40 ans de l'abolition de la peine de mort: Badinter ne croit pas à son retour, malgré les propos de Zemmour

Robert Badinter continue de militer contre la peine de mort, quarante ans après l'avoir fait abolir en France. - Eric Feferberg - AFP
Robert Badinter continue de militer contre la peine de mort, quarante ans après l'avoir fait abolir en France. - Eric Feferberg - AFP

À 12h25 précises ce 30 septembre, quarante ans s'étaient écoulés en France depuis l'abolition de la peine de mort. C'est en effet à cette heure et à cette date que les sénateurs de 1981 ont adopté, dans un Palais du Luxembourg encore dominé par la droite, le texte voté au préalable par un Palais-Bourbon passé à gauche depuis quelques mois.

Mais ces quatre décennies n'ont pas suffi à clore le débat. Le 15 septembre dernier, sur notre plateau, Eric Zemmour - qui n'est toujours pas officiellement candidat à la présidentielle - avait ainsi estimé: "Je ne pense pas qu’on ait bien fait d’abolir la peine de mort." "Philosophiquement, j’y suis favorable", avait même ajouté l'essayiste.

Interrogé mercredi par Libération, Robert Badinter, qui fut le grand artisan de l'abolition de la peine de mort en tant qu'avocat puis de ministre de la Justice de François Mitterrand, ne s'en est pas laissé compter. "La peine de mort en France, c’est fini", a-t-il notamment lâché, lapidaire.

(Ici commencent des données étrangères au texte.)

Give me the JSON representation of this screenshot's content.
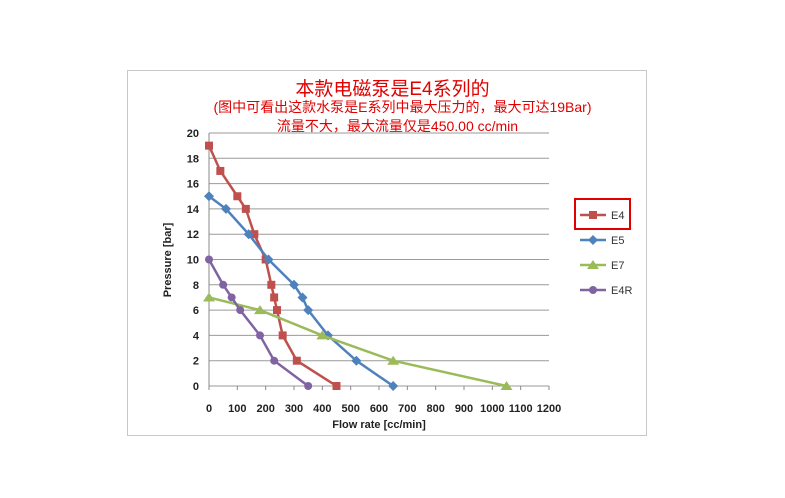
{
  "chart_data": {
    "type": "line",
    "title": "本款电磁泵是E4系列的",
    "subtitle": [
      "(图中可看出这款水泵是E系列中最大压力的，最大可达19Bar)",
      "流量不大，最大流量仅是450.00 cc/min"
    ],
    "xlabel": "Flow rate [cc/min]",
    "ylabel": "Pressure [bar]",
    "xlim": [
      0,
      1200
    ],
    "ylim": [
      0,
      20
    ],
    "xticks": [
      0,
      100,
      200,
      300,
      400,
      500,
      600,
      700,
      800,
      900,
      1000,
      1100,
      1200
    ],
    "yticks": [
      0,
      2,
      4,
      6,
      8,
      10,
      12,
      14,
      16,
      18,
      20
    ],
    "grid": "horizontal",
    "legend_position": "right",
    "series": [
      {
        "name": "E4",
        "color": "#c0504d",
        "marker": "square",
        "highlighted": true,
        "x": [
          0,
          40,
          100,
          130,
          160,
          200,
          220,
          230,
          240,
          260,
          310,
          450
        ],
        "y": [
          19,
          17,
          15,
          14,
          12,
          10,
          8,
          7,
          6,
          4,
          2,
          0
        ]
      },
      {
        "name": "E5",
        "color": "#4f81bd",
        "marker": "diamond",
        "x": [
          0,
          60,
          140,
          210,
          300,
          330,
          350,
          420,
          520,
          650
        ],
        "y": [
          15,
          14,
          12,
          10,
          8,
          7,
          6,
          4,
          2,
          0
        ]
      },
      {
        "name": "E7",
        "color": "#9bbb59",
        "marker": "triangle",
        "x": [
          0,
          180,
          400,
          650,
          1050
        ],
        "y": [
          7,
          6,
          4,
          2,
          0
        ]
      },
      {
        "name": "E4R",
        "color": "#8064a2",
        "marker": "circle",
        "x": [
          0,
          50,
          80,
          110,
          180,
          230,
          350
        ],
        "y": [
          10,
          8,
          7,
          6,
          4,
          2,
          0
        ]
      }
    ]
  }
}
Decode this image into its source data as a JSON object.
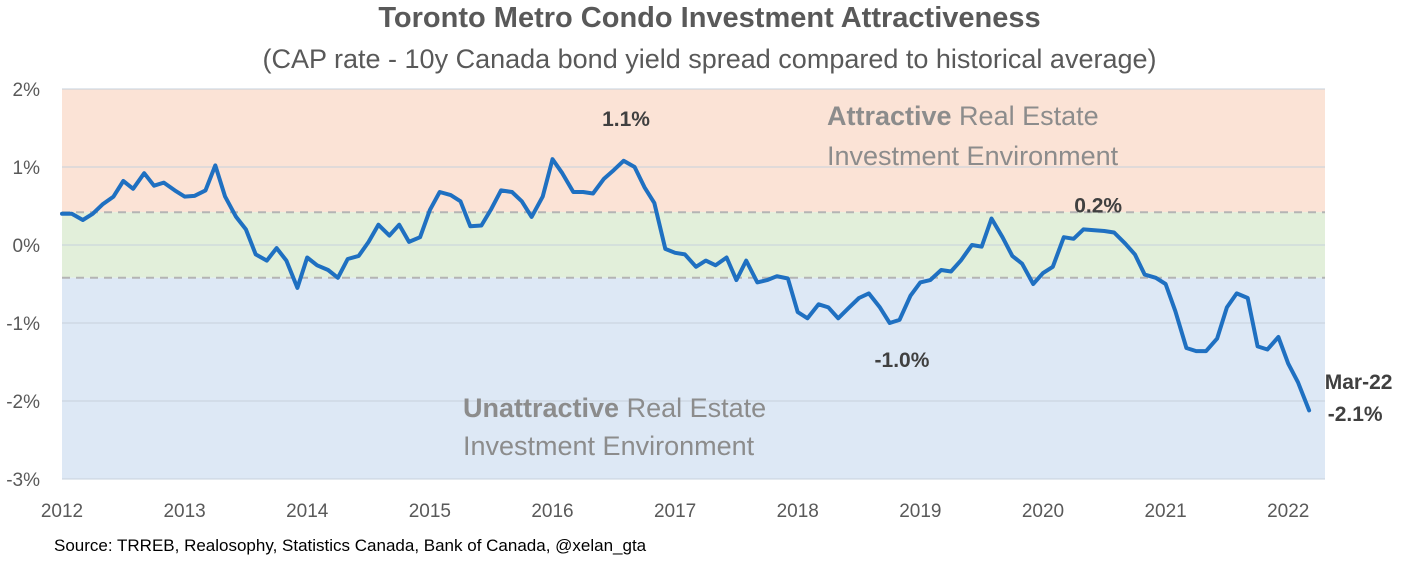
{
  "chart_data": {
    "type": "line",
    "title": "Toronto Metro Condo Investment Attractiveness",
    "subtitle": "(CAP rate - 10y Canada bond yield spread compared to historical average)",
    "source": "Source: TRREB, Realosophy, Statistics Canada, Bank of Canada, @xelan_gta",
    "ylim": [
      -3,
      2
    ],
    "xlim": [
      2012,
      2022.3
    ],
    "yticks": [
      {
        "value": 2,
        "label": "2%"
      },
      {
        "value": 1,
        "label": "1%"
      },
      {
        "value": 0,
        "label": "0%"
      },
      {
        "value": -1,
        "label": "-1%"
      },
      {
        "value": -2,
        "label": "-2%"
      },
      {
        "value": -3,
        "label": "-3%"
      }
    ],
    "xticks": [
      {
        "value": 2012,
        "label": "2012"
      },
      {
        "value": 2013,
        "label": "2013"
      },
      {
        "value": 2014,
        "label": "2014"
      },
      {
        "value": 2015,
        "label": "2015"
      },
      {
        "value": 2016,
        "label": "2016"
      },
      {
        "value": 2017,
        "label": "2017"
      },
      {
        "value": 2018,
        "label": "2018"
      },
      {
        "value": 2019,
        "label": "2019"
      },
      {
        "value": 2020,
        "label": "2020"
      },
      {
        "value": 2021,
        "label": "2021"
      },
      {
        "value": 2022,
        "label": "2022"
      }
    ],
    "bands": [
      {
        "from": 0.42,
        "to": 2,
        "color": "#fbe3d6"
      },
      {
        "from": -0.42,
        "to": 0.42,
        "color": "#e2efda"
      },
      {
        "from": -3,
        "to": -0.42,
        "color": "#dde8f5"
      }
    ],
    "threshold_lines": [
      0.42,
      -0.42
    ],
    "zone_labels": {
      "attractive": {
        "strong": "Attractive",
        "line1_rest": " Real Estate",
        "line2": "Investment Environment"
      },
      "unattractive": {
        "strong": "Unattractive",
        "line1_rest": " Real Estate",
        "line2": "Investment Environment"
      }
    },
    "annotations": [
      {
        "label": "1.1%",
        "x": 2016.6,
        "y": 1.1
      },
      {
        "label": "0.2%",
        "x": 2020.45,
        "y": 0.2
      },
      {
        "label": "-1.0%",
        "x": 2018.85,
        "y": -1.0
      },
      {
        "label": "Mar-22",
        "x": 2022.2,
        "y": -2.1
      },
      {
        "label": "-2.1%",
        "x": 2022.2,
        "y": -2.1
      }
    ],
    "series": [
      {
        "color": "#1f70c1",
        "x": [
          2012.0,
          2012.08,
          2012.17,
          2012.25,
          2012.33,
          2012.42,
          2012.5,
          2012.58,
          2012.67,
          2012.75,
          2012.83,
          2012.92,
          2013.0,
          2013.08,
          2013.17,
          2013.25,
          2013.33,
          2013.42,
          2013.5,
          2013.58,
          2013.67,
          2013.75,
          2013.83,
          2013.92,
          2014.0,
          2014.08,
          2014.17,
          2014.25,
          2014.33,
          2014.42,
          2014.5,
          2014.58,
          2014.67,
          2014.75,
          2014.83,
          2014.92,
          2015.0,
          2015.08,
          2015.17,
          2015.25,
          2015.33,
          2015.42,
          2015.5,
          2015.58,
          2015.67,
          2015.75,
          2015.83,
          2015.92,
          2016.0,
          2016.08,
          2016.17,
          2016.25,
          2016.33,
          2016.42,
          2016.5,
          2016.58,
          2016.67,
          2016.75,
          2016.83,
          2016.92,
          2017.0,
          2017.08,
          2017.17,
          2017.25,
          2017.33,
          2017.42,
          2017.5,
          2017.58,
          2017.67,
          2017.75,
          2017.83,
          2017.92,
          2018.0,
          2018.08,
          2018.17,
          2018.25,
          2018.33,
          2018.42,
          2018.5,
          2018.58,
          2018.67,
          2018.75,
          2018.83,
          2018.92,
          2019.0,
          2019.08,
          2019.17,
          2019.25,
          2019.33,
          2019.42,
          2019.5,
          2019.58,
          2019.67,
          2019.75,
          2019.83,
          2019.92,
          2020.0,
          2020.08,
          2020.17,
          2020.25,
          2020.33,
          2020.42,
          2020.5,
          2020.58,
          2020.67,
          2020.75,
          2020.83,
          2020.92,
          2021.0,
          2021.08,
          2021.17,
          2021.25,
          2021.33,
          2021.42,
          2021.5,
          2021.58,
          2021.67,
          2021.75,
          2021.83,
          2021.92,
          2022.0,
          2022.08,
          2022.17
        ],
        "values": [
          0.4,
          0.4,
          0.32,
          0.4,
          0.52,
          0.62,
          0.82,
          0.72,
          0.92,
          0.76,
          0.8,
          0.7,
          0.62,
          0.63,
          0.7,
          1.02,
          0.62,
          0.36,
          0.2,
          -0.12,
          -0.2,
          -0.04,
          -0.2,
          -0.55,
          -0.16,
          -0.26,
          -0.32,
          -0.42,
          -0.18,
          -0.14,
          0.04,
          0.26,
          0.12,
          0.26,
          0.04,
          0.1,
          0.45,
          0.68,
          0.64,
          0.56,
          0.24,
          0.25,
          0.46,
          0.7,
          0.68,
          0.56,
          0.36,
          0.62,
          1.1,
          0.92,
          0.68,
          0.68,
          0.66,
          0.85,
          0.96,
          1.08,
          1.0,
          0.74,
          0.54,
          -0.05,
          -0.1,
          -0.12,
          -0.28,
          -0.2,
          -0.26,
          -0.16,
          -0.45,
          -0.2,
          -0.48,
          -0.45,
          -0.4,
          -0.43,
          -0.86,
          -0.94,
          -0.76,
          -0.8,
          -0.94,
          -0.8,
          -0.68,
          -0.62,
          -0.8,
          -1.0,
          -0.96,
          -0.65,
          -0.48,
          -0.45,
          -0.32,
          -0.34,
          -0.2,
          0.0,
          -0.02,
          0.34,
          0.1,
          -0.14,
          -0.24,
          -0.5,
          -0.36,
          -0.28,
          0.1,
          0.08,
          0.2,
          0.19,
          0.18,
          0.16,
          0.02,
          -0.12,
          -0.38,
          -0.42,
          -0.5,
          -0.85,
          -1.32,
          -1.36,
          -1.36,
          -1.2,
          -0.8,
          -0.62,
          -0.68,
          -1.3,
          -1.34,
          -1.18,
          -1.52,
          -1.76,
          -2.12
        ]
      }
    ]
  }
}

"Rétablir la peine de mort, c’est impossible"

Sans citer le nom d'Eric Zemmour, il a développé: "Chacun est libre de ses convictions dans une démocratie. Les mouvements de menton ne sont pas les fondements des lois". Selon lui, la restauration de la guillotine impliquerait d'abord un changement de régime:

"En vérité, il faudrait une révolution, un dictateur qui prenne le pouvoir, dénonce les accords internationaux de la France pour que la peine de mort soit rétablie… On joue à se faire peur, mais c’est fini la peine de mort en France. Et j’en étais sûr quand le texte a été voté au Sénat. J’ai posé la main sur la plaque qui marque le siège de Victor Hugo et j’ai pensé : 'C’est fait.'"

Et l'ancien Garde des Sceaux de citer les garde-fous immunisant le pays contre un retour de la peine de mort:

"Rétablir la peine de mort, c’est impossible. Le président Chirac a fait constitutionnaliser l’abolition en 2007. Cela signifie qu’un président de la République française qui voudrait instaurer à nouveau la peine de mort devrait faire réviser la Constitution. Il devrait aussi déchirer la Convention européenne des droits de l’homme et d’autres traités".

Le trompe-l'oeil de l'actualité?

Face à Jean-Jacques Bourdin, Eric Zemmour avait lui-même admis que son inclination "philosophique" pour la peine de mort était, justement, plus intellectuelle que politique: "Ce n’est pas quelque chose qu’on va faire tout de suite. Il y a d’autres priorités."

Pour autant, le probable candidat à l'élection présidentielle ne prêche pas dans le désert. Dans l'opinion, une majorité serrée mais nette se prononce en faveur de la peine de mort. Du moins, c'est ce qu'a affirmé un sondage Ipsos pour Le Monde en 2020, assurant que 55 % des Français étaient encore en faveur du couperet.

"Quant aux chiffres actuels, ils s’expliquent parce qu’on fait des sondages à l’occasion des grands crimes ou des attentats terroristes. Il faudrait les faire à intervalles réguliers, hors actualité criminelle", a balayé Robert Badinter.